Nu als gevolg van de schending van de inlichtingenverplichting niet kan worden vastgesteld of appellanten ten tijde van belang in omstandigheden verkeerden als bedoeld in artikel 11, eerste lid, van de WWB, is het college op grond van artikel 54, derde lid, aanhef en onder a, van de WWB, bevoegd over te gaan tot intrekking van de bijstand. Wat appellanten hebben aangevoerd, vormt geen grond voor het oordeel dat het college niet in redelijkheid tot intrekking van bijstand heeft kunnen besluiten.
4.7.
Uit 4.6 vloeit voort dat aan de voorwaarden voor toepassing van artikel 58, eerste lid, aanhef en onder a, van de WWB is voldaan, zodat het college bevoegd is tot terugvordering van de ten onrechte verleende bijstand.
4.8.
De rechtbank heeft terecht geoordeeld dat van een verjaring van (een deel van) de vordering geen sprake is.
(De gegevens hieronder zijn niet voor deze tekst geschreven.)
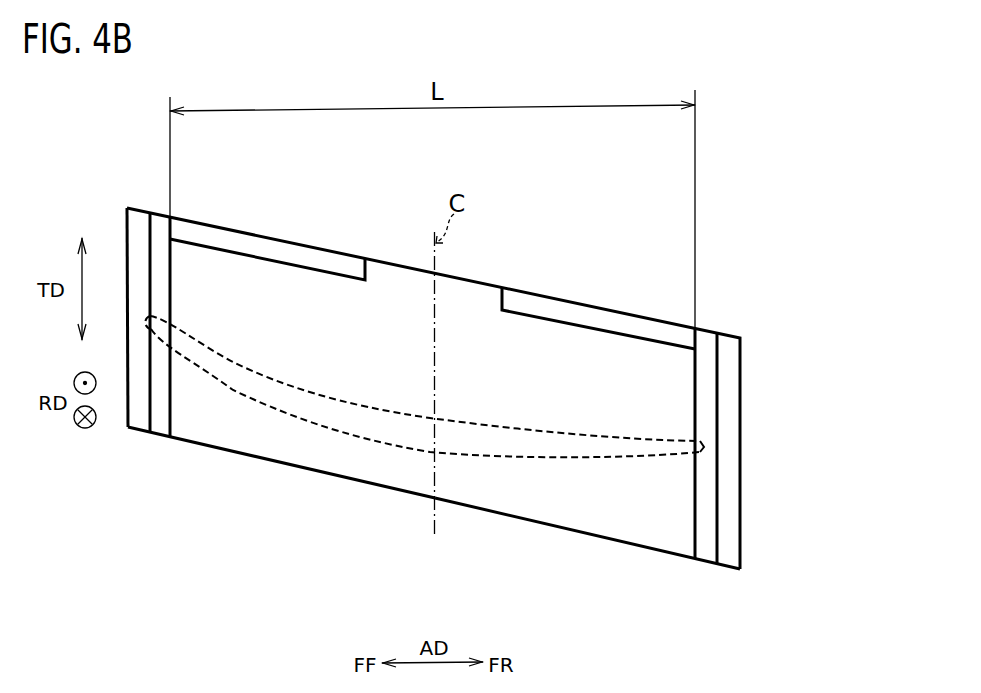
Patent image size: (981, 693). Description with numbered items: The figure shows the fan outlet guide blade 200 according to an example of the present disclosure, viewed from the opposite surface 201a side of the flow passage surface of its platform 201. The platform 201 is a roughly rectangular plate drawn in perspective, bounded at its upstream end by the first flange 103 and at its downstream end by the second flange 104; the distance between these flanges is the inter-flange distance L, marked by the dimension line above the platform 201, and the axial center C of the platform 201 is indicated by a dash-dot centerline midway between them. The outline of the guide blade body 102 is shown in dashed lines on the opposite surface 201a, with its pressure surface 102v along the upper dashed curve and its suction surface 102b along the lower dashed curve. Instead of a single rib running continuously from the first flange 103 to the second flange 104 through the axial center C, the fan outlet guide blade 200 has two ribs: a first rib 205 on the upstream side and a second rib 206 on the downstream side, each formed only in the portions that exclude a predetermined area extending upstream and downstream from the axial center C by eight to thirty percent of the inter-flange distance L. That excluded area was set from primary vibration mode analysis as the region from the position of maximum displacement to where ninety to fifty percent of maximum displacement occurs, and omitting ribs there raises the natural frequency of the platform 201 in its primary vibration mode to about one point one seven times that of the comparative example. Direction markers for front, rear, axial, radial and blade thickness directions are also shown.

The fan outlet guide blade 200 is at (360, 227).
The platform 201 is at (560, 528).
The opposite surface of the flow passage surface 201a is at (372, 462).
The first rib 205 is at (250, 245).
The second rib 206 is at (567, 310).
The first flange 103 is at (165, 423).
The second flange 104 is at (708, 555).
The guide blade body 102 is at (424, 454).
The pressure surface 102v is at (358, 403).
The suction surface 102b is at (503, 458).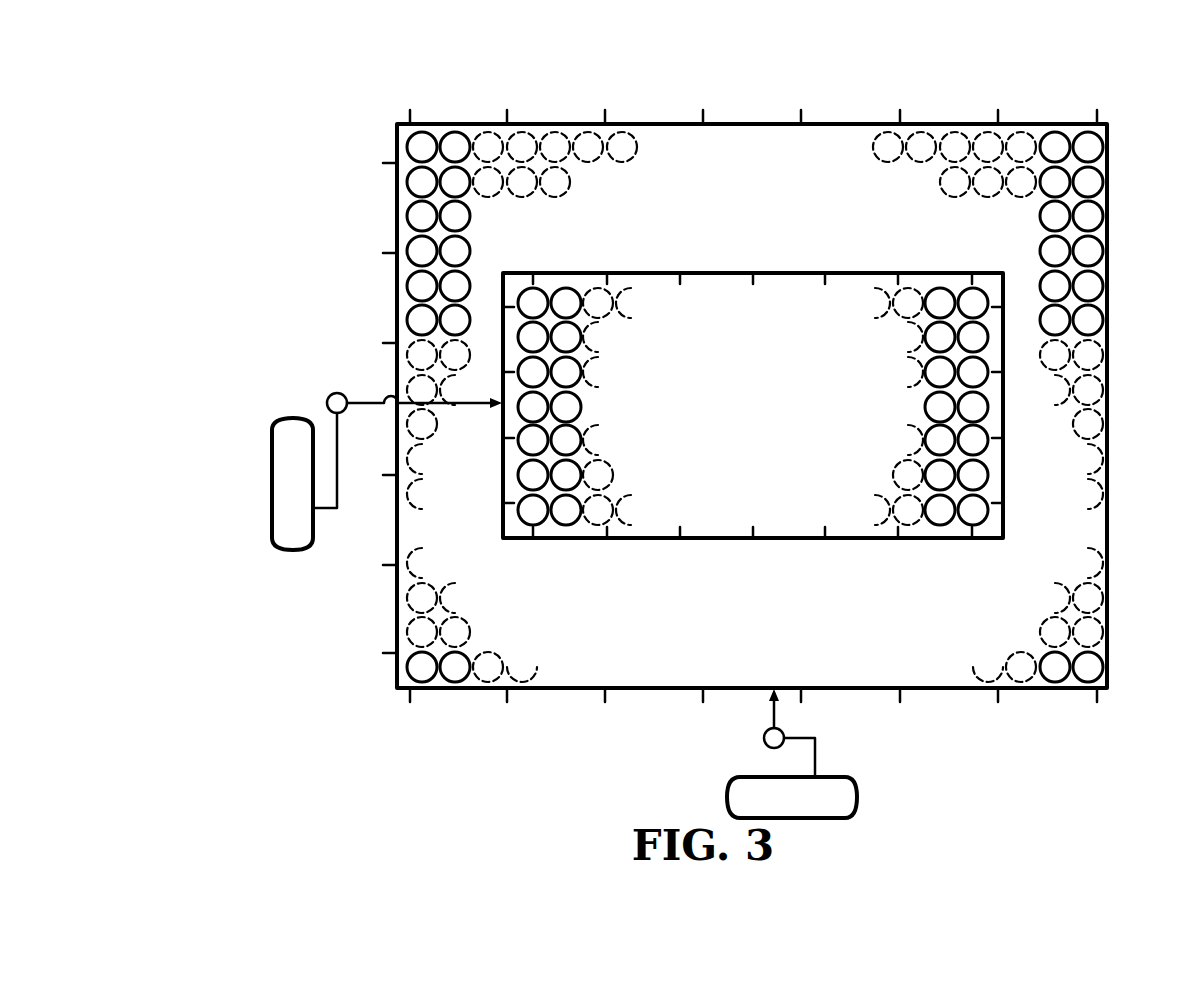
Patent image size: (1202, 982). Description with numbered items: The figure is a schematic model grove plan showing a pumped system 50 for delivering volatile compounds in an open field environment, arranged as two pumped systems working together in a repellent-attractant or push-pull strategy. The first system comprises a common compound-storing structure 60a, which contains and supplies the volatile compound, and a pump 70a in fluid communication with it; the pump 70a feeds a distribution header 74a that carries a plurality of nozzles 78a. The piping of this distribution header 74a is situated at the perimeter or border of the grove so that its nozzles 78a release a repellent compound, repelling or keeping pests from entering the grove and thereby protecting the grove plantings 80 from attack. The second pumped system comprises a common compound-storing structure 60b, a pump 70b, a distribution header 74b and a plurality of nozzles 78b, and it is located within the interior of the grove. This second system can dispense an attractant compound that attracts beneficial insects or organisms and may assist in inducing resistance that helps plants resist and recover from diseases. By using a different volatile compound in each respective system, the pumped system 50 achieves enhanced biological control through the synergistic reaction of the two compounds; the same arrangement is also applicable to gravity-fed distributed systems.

The pumped system 50 is at (310, 132).
The common compound-storing structure 60a is at (852, 767).
The common compound-storing structure 60b is at (264, 492).
The pump 70a is at (752, 738).
The pump 70b is at (337, 385).
The distribution header 74a is at (634, 124).
The distribution header 74b is at (610, 273).
The nozzles 78a is at (997, 119).
The nozzles 78b is at (902, 283).
The grove plantings 80 is at (1090, 193).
Op grond van het bepaalde in artikel 3:309 van het Burgerlijk Wetboek verjaart de rechtsvordering uit onverschuldigde betaling door verloop van vijf jaren na de aanvang van de dag, volgende op die waarop de schuldeiser zowel van het bestaan van zijn vordering, als met de persoon van de ontvanger bekend is geworden. Aansluiting zoekend bij dit artikel, vangt de verjaringstermijn voor het nemen van een terugvorderingsbesluit met betrekking tot een onverschuldigde betaling van bijstand aan op het moment dat het bijstandverlenend orgaan bekend is geworden met feiten of omstandigheden waaruit kan worden afgeleid dat aan de betrokkene wellicht ten onrechte bijstand is verleend. In het geval van appellanten is dat moment niet eerder aangebroken dan na de afronding van het opsporingsonderzoek en de daarvan opgemaakte rapportage van 28 augustus 2012. Gelet hierop treft het beroep van appellanten op verjaring geen doel.
4.9.
Ten slotte heeft de rechtbank terecht geoordeeld dat voor een analoge toepassing van de zesmaanden-jurisprudentie geen plaats is indien, zoals in dit geval, de inlichtingenverplichting is geschonden. Wat appellanten hierover in hoger beroep hebben aangevoerd, vormt geen aanleiding in dit geval hierop een uitzondering te maken. Overigens is de in 3 vermelde informatie van de politie, waarop appellanten zich beroepen, op zich ontoereikend om te kunnen worden beschouwd als een in die jurisprudentie bedoeld signaal.
4.10.
Het hoger beroep slaagt niet, zodat de aangevallen uitspraak bevestigd moet worden.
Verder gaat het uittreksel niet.